呼吸器合胞体ウイルスに対する母親の予防接種が乳児の下気道感染症による入院に及ぼす影響:アルゼンチンにおける多施設共同研究
DOI:10.1097/INF.0000000000005045
アブストラクト
背景:呼吸器合胞体ウイルス(RSV)は、特に生後数ヶ月の乳児において、下気道感染症(LRTIs)および入院の主要な原因となっている。2023年12月、アルゼンチンは「RSV-preF」ワクチンを用いた妊婦向けRSV予防接種を国家予防接種プログラムに導入した。 本研究の目的は、2024年に実施されたこの戦略が、生後6ヶ月未満の乳児における重症呼吸器疾患の負担に与える影響を評価することである。
方法:アルゼンチンの3つのセンティネル小児病院からの能動的サーベイランスデータ(2022年~2024年)を用いて、前後比較による準実験的研究を実施した。 5歳未満の小児における入院を要する下気道感染症(LRTI)症例を対象とし、3つの年齢層(生後6ヶ月未満:介入群、6~11ヶ月、12~59ヶ月:年齢に基づく対照群)に層別化した。RSVおよびヒトメタニューモウイルスは分子診断法により確認した。全原因による退院1,000件あたりの入院率を算出した。 効果の推定には、率比、発生率減少率(IRR)、および粗差の差を用いた。
結果:計4,103例の入院LRTI症例が対象となった。生後6ヶ月未満の乳児において、全原因によるLRTI入院率は41%減少した(IRR:40.7%;95%信頼区間: 29.7-49.9)、RSV関連入院率は35%減少した(IRR:34.9%;95%信頼区間:16.9-49.0)。この年齢層において、推計で全原因LRTI関連入院258件およびRSV LRTI関連入院102件が予防された。 より年長の年齢層やヒトメタニューモウイルス関連の入院については、有意な変化は認められなかった。
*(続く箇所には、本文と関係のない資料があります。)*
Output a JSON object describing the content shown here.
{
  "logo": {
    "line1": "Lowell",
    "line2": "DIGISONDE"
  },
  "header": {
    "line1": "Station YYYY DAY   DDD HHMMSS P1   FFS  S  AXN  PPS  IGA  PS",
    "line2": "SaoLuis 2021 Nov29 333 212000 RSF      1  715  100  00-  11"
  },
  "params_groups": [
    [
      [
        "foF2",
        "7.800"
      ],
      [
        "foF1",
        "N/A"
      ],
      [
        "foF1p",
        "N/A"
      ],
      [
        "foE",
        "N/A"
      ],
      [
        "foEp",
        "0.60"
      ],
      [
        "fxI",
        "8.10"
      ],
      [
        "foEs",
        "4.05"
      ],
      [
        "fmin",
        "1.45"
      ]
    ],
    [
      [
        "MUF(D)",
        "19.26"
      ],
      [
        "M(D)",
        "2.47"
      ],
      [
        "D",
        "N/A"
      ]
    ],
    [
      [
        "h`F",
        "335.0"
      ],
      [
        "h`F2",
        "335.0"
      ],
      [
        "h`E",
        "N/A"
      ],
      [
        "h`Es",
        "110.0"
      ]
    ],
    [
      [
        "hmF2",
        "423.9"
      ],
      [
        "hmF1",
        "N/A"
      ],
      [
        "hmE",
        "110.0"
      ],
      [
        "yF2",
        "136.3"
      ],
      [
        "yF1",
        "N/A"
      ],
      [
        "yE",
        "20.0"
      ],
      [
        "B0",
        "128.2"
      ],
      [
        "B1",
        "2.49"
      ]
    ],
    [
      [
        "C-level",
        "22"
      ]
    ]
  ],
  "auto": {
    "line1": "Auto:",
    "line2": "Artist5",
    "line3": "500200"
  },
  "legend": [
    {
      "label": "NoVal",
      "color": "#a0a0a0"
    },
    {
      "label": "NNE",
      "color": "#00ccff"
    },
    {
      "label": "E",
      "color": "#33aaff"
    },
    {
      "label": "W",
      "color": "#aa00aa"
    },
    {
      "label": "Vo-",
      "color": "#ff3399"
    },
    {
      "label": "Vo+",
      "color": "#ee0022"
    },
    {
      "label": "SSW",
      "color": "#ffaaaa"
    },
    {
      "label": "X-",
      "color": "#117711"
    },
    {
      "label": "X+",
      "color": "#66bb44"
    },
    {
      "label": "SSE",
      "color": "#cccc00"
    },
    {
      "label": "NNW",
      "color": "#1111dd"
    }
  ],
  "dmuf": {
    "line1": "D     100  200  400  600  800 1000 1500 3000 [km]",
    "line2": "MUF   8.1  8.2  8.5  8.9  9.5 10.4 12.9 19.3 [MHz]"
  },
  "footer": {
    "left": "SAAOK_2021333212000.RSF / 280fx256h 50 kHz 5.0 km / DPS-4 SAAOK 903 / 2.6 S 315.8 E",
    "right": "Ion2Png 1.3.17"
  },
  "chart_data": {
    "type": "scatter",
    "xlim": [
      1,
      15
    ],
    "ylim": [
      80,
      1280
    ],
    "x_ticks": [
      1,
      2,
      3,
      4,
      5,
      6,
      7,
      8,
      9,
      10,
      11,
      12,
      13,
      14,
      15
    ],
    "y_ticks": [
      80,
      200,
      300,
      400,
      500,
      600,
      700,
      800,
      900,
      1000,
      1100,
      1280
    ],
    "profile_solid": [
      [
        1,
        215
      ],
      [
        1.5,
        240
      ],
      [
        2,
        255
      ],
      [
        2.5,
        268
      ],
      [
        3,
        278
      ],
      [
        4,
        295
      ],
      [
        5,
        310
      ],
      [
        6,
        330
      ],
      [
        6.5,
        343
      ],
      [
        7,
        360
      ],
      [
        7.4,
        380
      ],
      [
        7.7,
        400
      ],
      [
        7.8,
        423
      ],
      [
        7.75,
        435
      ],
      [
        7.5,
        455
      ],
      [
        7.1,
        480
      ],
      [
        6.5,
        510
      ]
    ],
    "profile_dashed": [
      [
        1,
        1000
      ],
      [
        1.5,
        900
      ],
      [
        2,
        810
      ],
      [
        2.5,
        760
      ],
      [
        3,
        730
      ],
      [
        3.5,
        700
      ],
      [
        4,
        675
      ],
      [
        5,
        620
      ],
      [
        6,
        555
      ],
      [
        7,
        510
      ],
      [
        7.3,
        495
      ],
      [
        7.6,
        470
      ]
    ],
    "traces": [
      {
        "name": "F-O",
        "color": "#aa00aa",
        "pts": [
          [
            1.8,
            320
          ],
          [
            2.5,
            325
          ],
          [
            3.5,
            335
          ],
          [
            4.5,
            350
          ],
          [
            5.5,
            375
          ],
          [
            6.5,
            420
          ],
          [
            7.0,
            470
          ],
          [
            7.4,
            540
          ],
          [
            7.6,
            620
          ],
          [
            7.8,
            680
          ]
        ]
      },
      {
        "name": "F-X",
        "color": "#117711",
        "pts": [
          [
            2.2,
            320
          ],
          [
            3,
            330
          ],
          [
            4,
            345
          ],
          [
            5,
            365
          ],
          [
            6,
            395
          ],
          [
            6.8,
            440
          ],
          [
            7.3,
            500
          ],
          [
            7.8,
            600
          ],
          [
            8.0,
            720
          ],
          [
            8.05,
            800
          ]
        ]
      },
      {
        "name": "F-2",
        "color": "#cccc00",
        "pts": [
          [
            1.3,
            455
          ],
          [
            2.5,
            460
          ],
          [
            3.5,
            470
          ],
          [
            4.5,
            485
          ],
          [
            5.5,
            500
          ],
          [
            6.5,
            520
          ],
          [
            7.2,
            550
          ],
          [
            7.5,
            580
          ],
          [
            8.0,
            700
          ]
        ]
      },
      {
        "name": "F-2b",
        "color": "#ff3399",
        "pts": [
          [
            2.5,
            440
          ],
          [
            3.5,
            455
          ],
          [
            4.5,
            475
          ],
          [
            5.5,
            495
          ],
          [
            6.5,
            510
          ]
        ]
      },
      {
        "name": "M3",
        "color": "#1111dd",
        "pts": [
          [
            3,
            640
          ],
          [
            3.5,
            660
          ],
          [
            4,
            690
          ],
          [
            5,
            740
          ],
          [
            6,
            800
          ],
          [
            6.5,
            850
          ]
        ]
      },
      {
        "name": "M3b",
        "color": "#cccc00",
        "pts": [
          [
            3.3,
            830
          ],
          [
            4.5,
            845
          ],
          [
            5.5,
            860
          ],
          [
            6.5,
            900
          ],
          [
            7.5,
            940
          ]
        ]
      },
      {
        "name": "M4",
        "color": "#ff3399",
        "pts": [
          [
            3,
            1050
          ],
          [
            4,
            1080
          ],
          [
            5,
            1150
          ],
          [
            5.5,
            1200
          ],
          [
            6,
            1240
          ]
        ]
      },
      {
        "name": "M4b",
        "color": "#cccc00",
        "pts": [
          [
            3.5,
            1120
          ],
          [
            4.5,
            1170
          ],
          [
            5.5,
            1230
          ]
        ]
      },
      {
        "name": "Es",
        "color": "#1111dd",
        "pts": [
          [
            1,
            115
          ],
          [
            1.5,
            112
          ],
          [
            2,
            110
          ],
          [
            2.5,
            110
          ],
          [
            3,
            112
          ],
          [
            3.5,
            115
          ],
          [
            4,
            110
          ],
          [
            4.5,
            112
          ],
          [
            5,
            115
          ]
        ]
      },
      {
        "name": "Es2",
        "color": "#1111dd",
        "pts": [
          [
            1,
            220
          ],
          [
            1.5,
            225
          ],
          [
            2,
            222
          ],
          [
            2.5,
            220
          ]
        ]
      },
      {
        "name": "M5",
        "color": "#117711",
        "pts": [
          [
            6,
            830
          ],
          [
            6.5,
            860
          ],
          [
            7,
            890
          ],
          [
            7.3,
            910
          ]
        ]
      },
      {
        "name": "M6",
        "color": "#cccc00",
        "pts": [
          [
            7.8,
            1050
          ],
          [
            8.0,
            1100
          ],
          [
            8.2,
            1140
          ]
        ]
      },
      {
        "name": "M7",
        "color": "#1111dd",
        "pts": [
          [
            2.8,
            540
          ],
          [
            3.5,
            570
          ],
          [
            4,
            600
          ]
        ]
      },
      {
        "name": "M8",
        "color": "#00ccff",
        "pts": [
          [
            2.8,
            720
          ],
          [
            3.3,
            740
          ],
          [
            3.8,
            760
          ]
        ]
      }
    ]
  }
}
粗DiD分析では、統計的有意性は認められなかったものの、15%~16%の帰属影響が推定された。
結論: 母親へのRSVワクチン接種は、生後6ヶ月未満の乳児における下気道感染症およびRSV関連入院の大幅な減少と関連していた。これらの知見は、RSV流行期における重篤な呼吸器疾患を減少させるための本戦略の採用を支持するものである。